Other key indicators making up the index are population growth, employment growth, unemployment rate, full-time share in total employment, personal bankruptcy rate, business bankruptcy rate, housing starts and non-residential building permits.
“The positive momentum in Winnipeg is a relatively new development,” said CIBC’s deputy-chief economist Benjamin Tal. “Note that during the recession the city followed the trajectory of the national economy very closely.
“However, recent quarters have seen the city outperforming the national average, with the performance gap currently at a record high. The city’s ranking is helped by a relatively strong population growth (1.7 per cent year-over-year), above-average employment growth, and the lowest unemployment rate among all major urban centres. The city is also enjoying very low consumer and business bankruptcy rates, while the housing market is still very strong.”
Helping Tal make this rosy assessment for Winnipeg was the return of the NHL. He certainly sees the Winnipeg Jets as a key new development to add to the positive momentum Winnipeg is experiencing. Whether you want to call it a domino effect or not, having a significant new private-sector investment in a mixed use development on Portage Avenue across the street from the MTS Centre come to fruition after the announcement of the NHL’s return. Also, the plan is to go ahead with expansion of the Winnipeg Convention Centre after many previous attempts.
REALTORS® will hear Benjamin Tal’s insight into the market six months from now when he appears at the WinnipegREALTORS® annual forecast breakfast.
His keen insights on the Canadian economy, vis-a-vis world markets and other economic trends, including what he sees happening in 2012 with interest rates, will be of great interest to professionals active in the real estate industry. Moreover, he’ll provide an update on how Winnipeg stacks up in relation to other major Canadian cities.

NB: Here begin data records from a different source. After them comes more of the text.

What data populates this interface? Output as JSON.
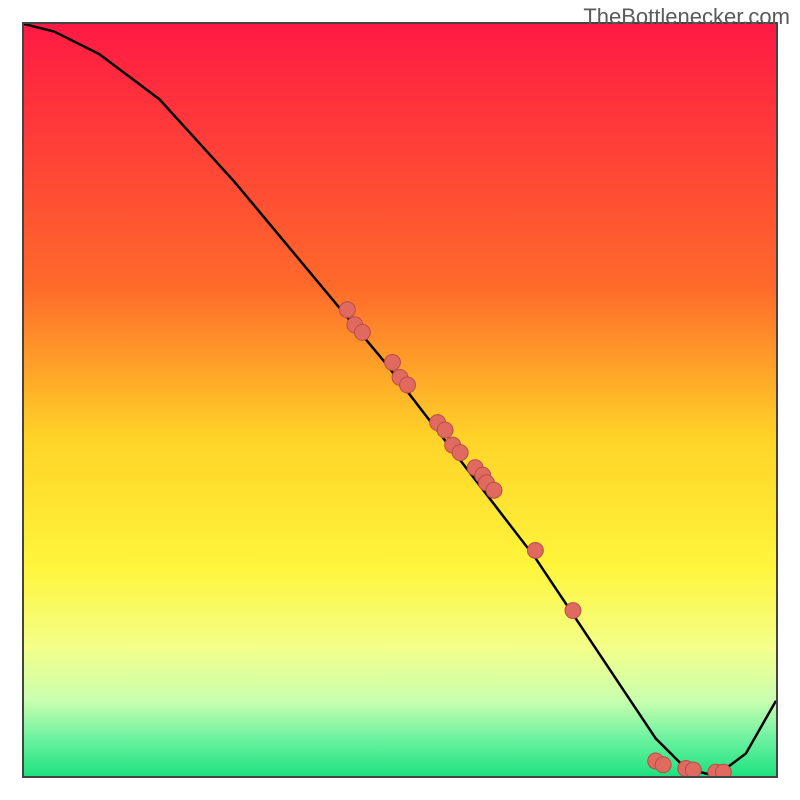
{
  "watermark": "TheBottlenecker.com",
  "chart_data": {
    "type": "line",
    "title": "",
    "xlabel": "",
    "ylabel": "",
    "xlim": [
      0,
      100
    ],
    "ylim": [
      0,
      100
    ],
    "series": [
      {
        "name": "bottleneck-curve",
        "x": [
          0,
          4,
          10,
          18,
          28,
          38,
          48,
          58,
          68,
          74,
          80,
          84,
          88,
          92,
          96,
          100
        ],
        "values": [
          100,
          99,
          96,
          90,
          79,
          67,
          55,
          42,
          29,
          20,
          11,
          5,
          1,
          0,
          3,
          10
        ]
      }
    ],
    "points": {
      "name": "data-dots",
      "x": [
        43,
        44,
        45,
        49,
        50,
        51,
        55,
        56,
        57,
        58,
        60,
        61,
        61.5,
        62.5,
        68,
        73,
        84,
        85,
        88,
        89,
        92,
        93
      ],
      "y": [
        62,
        60,
        59,
        55,
        53,
        52,
        47,
        46,
        44,
        43,
        41,
        40,
        39,
        38,
        30,
        22,
        2,
        1.5,
        1,
        0.8,
        0.5,
        0.5
      ]
    },
    "gradient": {
      "stops": [
        {
          "offset": 0,
          "color": "#ff1a44"
        },
        {
          "offset": 35,
          "color": "#ff6a2a"
        },
        {
          "offset": 55,
          "color": "#ffd328"
        },
        {
          "offset": 72,
          "color": "#fff53a"
        },
        {
          "offset": 83,
          "color": "#f3ff8a"
        },
        {
          "offset": 90,
          "color": "#c9ffb0"
        },
        {
          "offset": 95,
          "color": "#6cf2a0"
        },
        {
          "offset": 100,
          "color": "#1ee27e"
        }
      ]
    },
    "point_style": {
      "fill": "#e06a60",
      "stroke": "#b84d46",
      "radius": 8
    }
  }
}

Just like in CFL football and hopefully in NHL hockey, can we beat out Toronto in next year’s index ranking to take over the No. 1 spot?
WinnipegREALTORS® MLS® activity in the first 15 days of July is trending very well. It shows sales are rivaling the best July ever for this time period in 2009, and dollar volume is again on pace to be the highest on record for the month. New listings are up over last year with the equivalent of 73 per cent being sold thus far.
Listings converted to sales is a significant indicator of how well a local real estate market is faring. It shows the strength of demand for housing in relation to the availability of supply.
In the July 15, 2011 Canadian Real Estate Association (CREA) news release covering June MLS® market activity, it explains that about 60 per cent of local housing markets in Canada were balanced in June. Half of the remaining markets can be classified as sellers’ markets based on a conversion of listings to sales ratio of higher than 60 per cent.
The year-to-date ratio of new listings to sales is the highest in Winnipeg at 70.8 per cent. Only three other Ontario cities come close: Toronto, Hamilton-Burlington and Thunder Bay are slightly above the 60-per-cent level CREA uses as a tipping point to move a market into sellers’ territory. The average for Canada is 49.5 per cent. In relation to other MLS® markets, especially with regard to its housing supply and demand situation, the CREA release mentioned that the seasonally-adjusted months of inventory stood at six months at the end of June for Winnipeg. That figure represents the number of months it would take to sell out the entire inventory if there no new listings come onto the market.
In Manitoba’s case — Winnipeg’s is not available but would be very similar — there were only 2.5 months of homes available for sale as of the end of June.